Niet alleen een kopertekort, maar ook een overdaad aan koper kan bij melkvee leiden tot problemen. Door koperstapeling in de lever kan leverschade optreden waardoor de weerstand vermindert.
Dat merkt dierenarts Folkert Postma van Dierenkliniek Wolvega. Deze praktijk onderzocht aan de hand van leverbiopten bij koeien de hoeveelheid opgeslagen koper in de lever. Aanleiding was een melkveebedrijf dat begin 2018 vrij plots kampte met problemen. Vier dieren vielen uit, terwijl ook andere koeien sukkelden met hun gezondheid en last hadden van tussenklauwontstekingen of een verhoogd celgetal. ‘De koeien deden het niet goed. Het leek alsof de algemene weerstand weg was’, blikt Postma terug.
De Gezondheidsdienst voor Dieren (GD) deed sectie op een van de dode runderen. Hieruit kwam een koperoverschot in de lever naar voren. Dit overschot zou mogelijk tot een vergiftiging van de koe hebben geleid.
Levend vee
Uit vervolgonderzoek bleek dat ook bij levend vee door biopten de hoeveelheid koper in de lever is te zien. ‘Probleem bij koper is dat het overschot aan koper in de lever wordt opgeslagen. In de melk is koper redelijk constant, terwijl uit een bloedopname enkel een tekort aan koper waarneembaar is. Een koperovermaat is dus enkel in de lever waarneembaar’, legt de dierenarts uit.

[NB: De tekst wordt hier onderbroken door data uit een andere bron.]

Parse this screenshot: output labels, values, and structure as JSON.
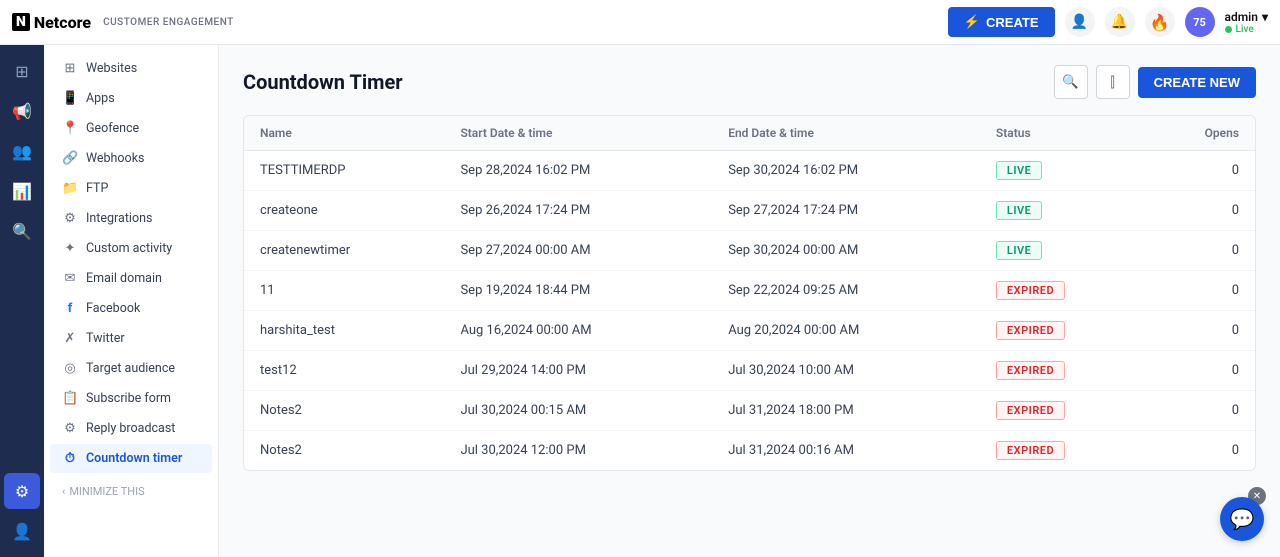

Daarop nam de dierenartsenpraktijk bij twaalf bedrijven die kampten met weerstandsproblemen, 32 leverbiopten. Op het probleembedrijf ging het om drie biopten. Twee daarvan wezen op een verhoogde hoeveelheid koper in de lever als gevolg van koperstapeling. Van de twaalf bedrijven hadden er acht minimaal één dier met een koperoverschot in de lever.
Norm
Uit de daaropvolgende studie van de dierenkliniek bleek dat volgens de norm van het Centraal Veevoederbureau (CVB) voor onderhoud en 40 kilo melk de behoefte op 260 milligram koper per dag ligt. ‘Je ziet dat bedrijven soms via krachtvoer en mineralenmixen veel extra koper voeren. Met 10 kilo krachtvoer zit je zomaar op 400 milligram per dag’, rekent Postma voor.
‘Daardoor wordt er inclusief ruwvoer 500 tot 600 milligram koper per koe verstrekt. Meer dan tweemaal de behoefte. Dat is vragen om problemen.’
Droogstand
De dierenarts stelt dat voldoende kopergift vooral bij een toplactatie en in de droogstand belangrijk is. Dat laatste omdat het kalf dan hard groeit. Volgens het CVB is de koperbehoefte in de droogstand zelfs 277 milligram per koe per dag.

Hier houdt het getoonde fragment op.